Though Vides’ popularity seems to have blown up overnight, many are unaware of his years spent hustling in the streetwear scene. At the age of 19 he was already working on his clothing line DOnUt — Do you, not them — before moving onto CLSC. “I grew up in Rialto where we would drive for a few hours to LA and try to push our shirts,” he recalls. “We’d ask to speak to a manager and they’d tell us all the things we were missing like line sheets; I didn’t even know what a line sheet was,” he continued. “This is how I started learning about these things. It was harder back then. Now you can just hit up Bobby [of The Hundreds] and just show up outside their door,” he laughs. But with handwork and dedication, two things Vides strongly believes in, he and his friends were able to open up their very own store on Fairfax. By 2015, CLSC took off, “we made millions. Not bad, right?” Vides nonchalantly states, brushing off his success.
“My mom was like, ‘you’ve been doing this all your life and now people are calling you an artist?’”
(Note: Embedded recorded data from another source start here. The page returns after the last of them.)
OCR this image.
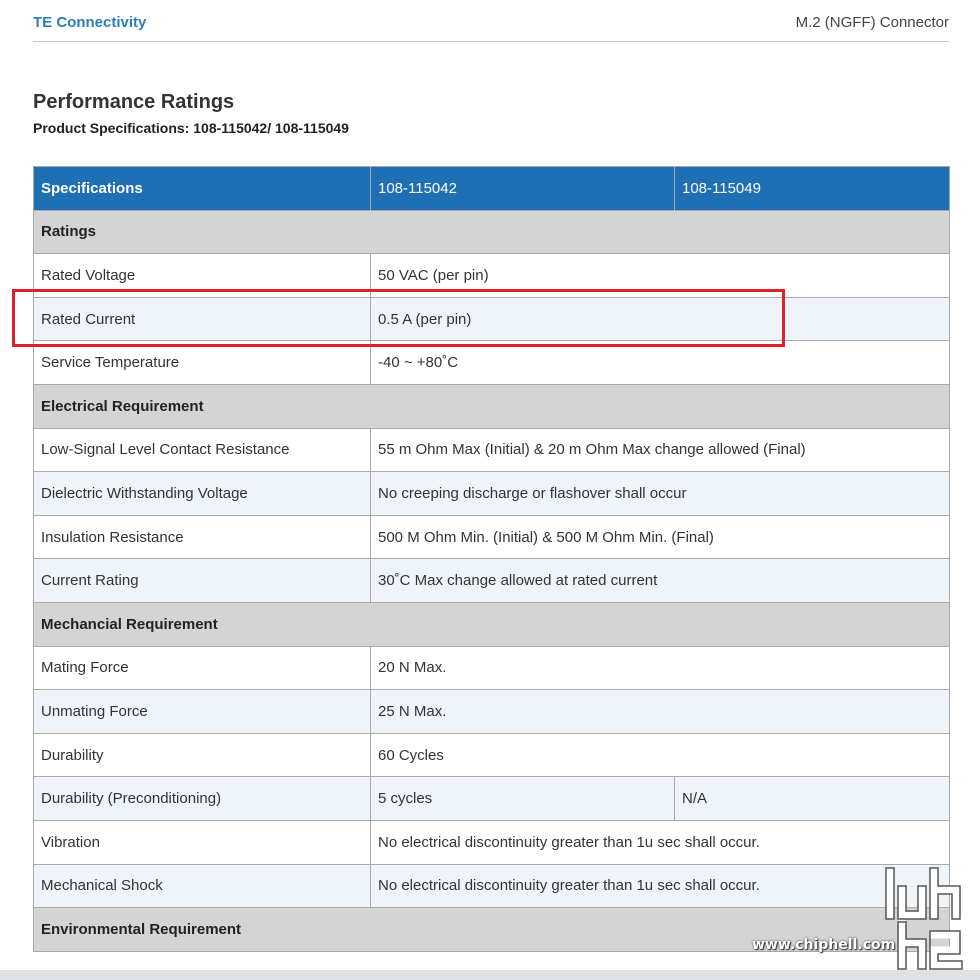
TE Connectivity	M.2 (NGFF) Connector
Performance Ratings
Product Specifications: 108-115042/ 108-115049
Specifications	108-115042	108-115049
Ratings		
Rated Voltage	50 VAC (per pin)	
Rated Current	0.5 A (per pin)	
Service Temperature	-40 ~ +80˚C	
Electrical Requirement		
Low-Signal Level Contact Resistance	55 m Ohm Max (Initial) & 20 m Ohm Max change allowed (Final)	
Dielectric Withstanding Voltage	No creeping discharge or flashover shall occur	
Insulation Resistance	500 M Ohm Min. (Initial) & 500 M Ohm Min. (Final)	
Current Rating	30˚C Max change allowed at rated current	
Mechancial Requirement		
Mating Force	20 N Max.	
Unmating Force	25 N Max.	
Durability	60 Cycles	
Durability (Preconditioning)	5 cycles	N/A
Vibration	No electrical discontinuity greater than 1u sec shall occur.	
Mechanical Shock	No electrical discontinuity greater than 1u sec shall occur.	
Environmental Requirement		
www.chiphell.com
But it wasn’t until Vides posted a pair of hand-painted Air Jordan 1s on his IG that his phone quickly blew up. “I posted those shoes near the end of the day. As soon as I woke up I had all these new followers and mentions; all my friends were hitting me up,” Vides says excitedly. But how does he feel to be called a “professional” artist now? “I’ve studied art for a long time and I like crafting things with my hands. I’m really good at building things and molding things with clay. I put up a pair of shoes on social media and it just blows up,” Vides states. “My mom was like, ‘you’ve been doing this all your life and now people are calling you an artist?’”
With social media playing such a big role in Vides’ life, and somewhat newfound success, I had to ask about his biggest achievements. “It’s funny, I got hit up by this dude on IG that said he worked for LeBron James. He asked me to send him a pair and I was like ‘Okay sure, it costs $800 USD.’ The guy was like ‘are you serious?’ and ghosted,” Vides laughs. “After a few weeks he hit me up again and was like ‘Sure. Can you send them to Akron, Ohio?’ I was like ‘Sh*t. These ARE for LeBron!’”
Soon after, the shoes were spotted on James’ feet during a pregame warmup, which was followed by IG reposts from the Cavs and the NBA itself. “I was in a meeting and my phone just kept going off,” he said smiling. “When I checked my phone, it was full of mentions and congratulations.” Not only has Vides’ sneakers sparked the interest of other top players in the sports world, but he also collaborated with the likes of Takashi Murakami on a one-off project. “I knew I was gong to meet him, so I just made a pair and passed them to him in person,” he proudly says. “He was so stoked!”
Besides custom sneakers, Vides has made a foray into more expansive sets, from painting cars to recently teaming up with the MLB for an exhibition featuring a self-built and self-painted locker room. Continuing down his current sports-inspired road, his latest project with The Forest features a basketball court, balls and a locker room, which have all been aptly placed in the city’s sneaker district. “Basketball has always had a huge impact on streetwear,” Vides claims. “And with the change of times, basketball is looking more towards streetwear than ever.” Alongside Vides’ small-scale homage to the sport, a collection of his sneakers, including the Supreme x Nike Air Force 1 Mid and the Virgil Abloh x Nike Air Force 1, are also displayed.
But what can we expect from the artist in the future? Vides claims with confidence, “I want to make something people haven’t seen before. Something sculptural and crafted from my hands.” Whatever his next steps may be, his growing fanbase will surely be there to support him.
Joshua Vides’ latest “Reality to Idea” showcase is running now until September 30 at The Forest.